Las alforjas del rey Indio embriagaban con el aroma del incienso más delicado. También él había encontrado las primeras señales en sus cálculos y observaciones. Los augurios eran claros, pronto nacería del vientre de una virgen un niño excepcional, cuyo destino sería la redención del género humano. Para él, llevaba una ofrenda sublime e etérea más estimada que cualquier joya; en su corte, su aroma envolvía con una paz serena el alma atribulada. En las neblinas del incienso pudo distinguir un astro que en el cielo indicaba la ruta hacia la cuna divina. Así eran sus sueños…

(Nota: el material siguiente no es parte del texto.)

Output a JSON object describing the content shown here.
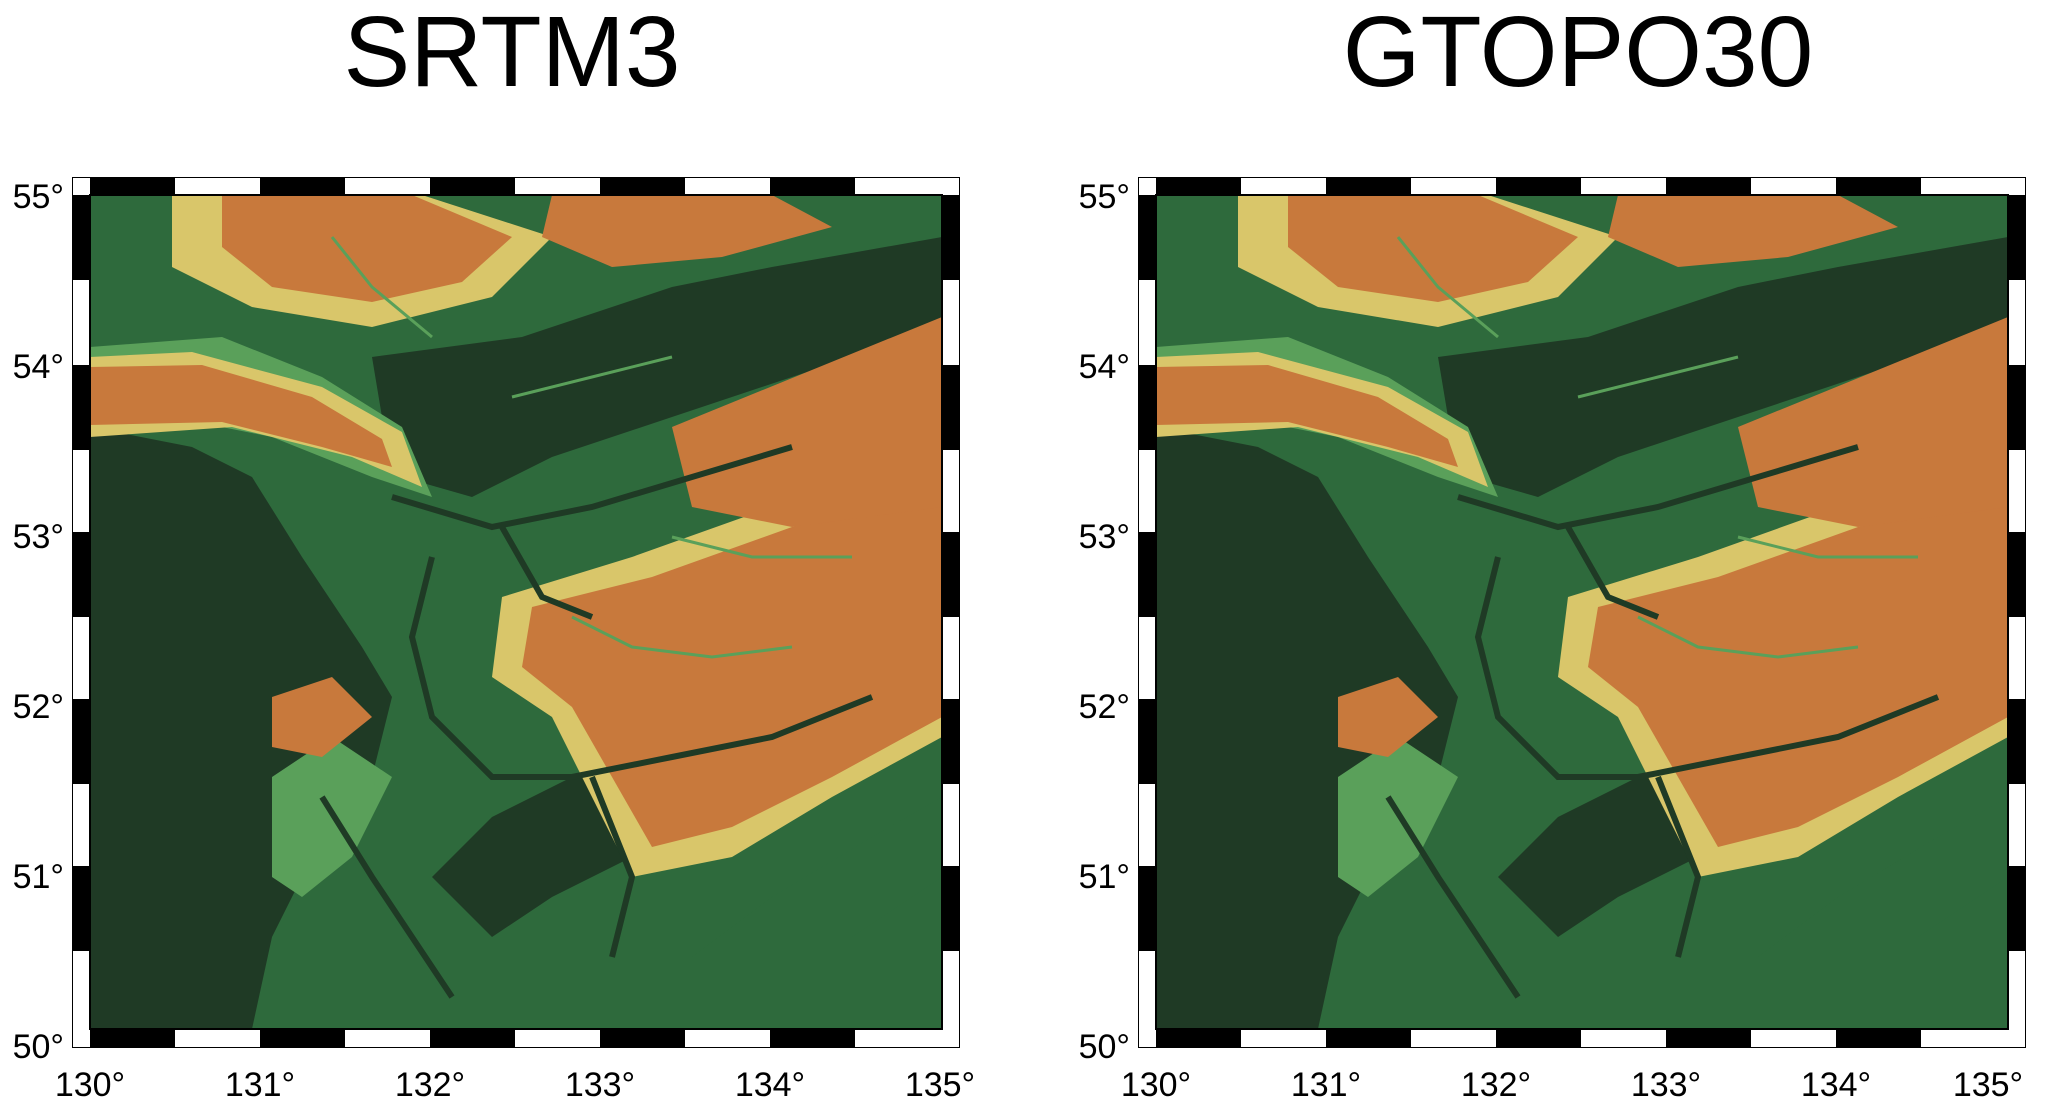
{
  "panels": [
    {
      "id": "srtm3",
      "title": "SRTM3"
    },
    {
      "id": "gtopo30",
      "title": "GTOPO30"
    }
  ],
  "axes": {
    "lat_labels": [
      "55°",
      "54°",
      "53°",
      "52°",
      "51°",
      "50°"
    ],
    "lon_labels": [
      "130°",
      "131°",
      "132°",
      "133°",
      "134°",
      "135°"
    ]
  },
  "palette": {
    "lowland": "#1f3a25",
    "low": "#2e6a3c",
    "mid_green": "#5aa05a",
    "light": "#d9c66a",
    "high": "#c8793c",
    "frame": "#000000",
    "frame_light": "#ffffff"
  }
}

El rey Negro ocultaba cuidadosamente entre sus alforjas un estuche de plata. Allí guardaba un elixir que sanaba y aliviaba el dolor. En sus sueños, tuvo la visión de un portal lleno de pastores que adoraban un niño cuya presencia alegraba los corazones de los visitantes. Y en medio de esta escena, se vio a sí mismo abriendo la refulgente caja donde guardaba la mirra que llevaba como ofrenda, extraída del corazón de los árboles de la lejana Arabia. Él también seguía la estrella de Oriente, que se había revelado en el lenguaje arcano de sus libros.

Al día siguiente continuaron su camino, presurosos, atravesando el desierto y el pasaje de dunas movedizas. Y aunque aún no habían intercambiado ni una sola palabra, los tres hombres, magos, sabios y adivinos, compartían la certeza de que seguían el mismo viaje guiados por la estrella de Belén.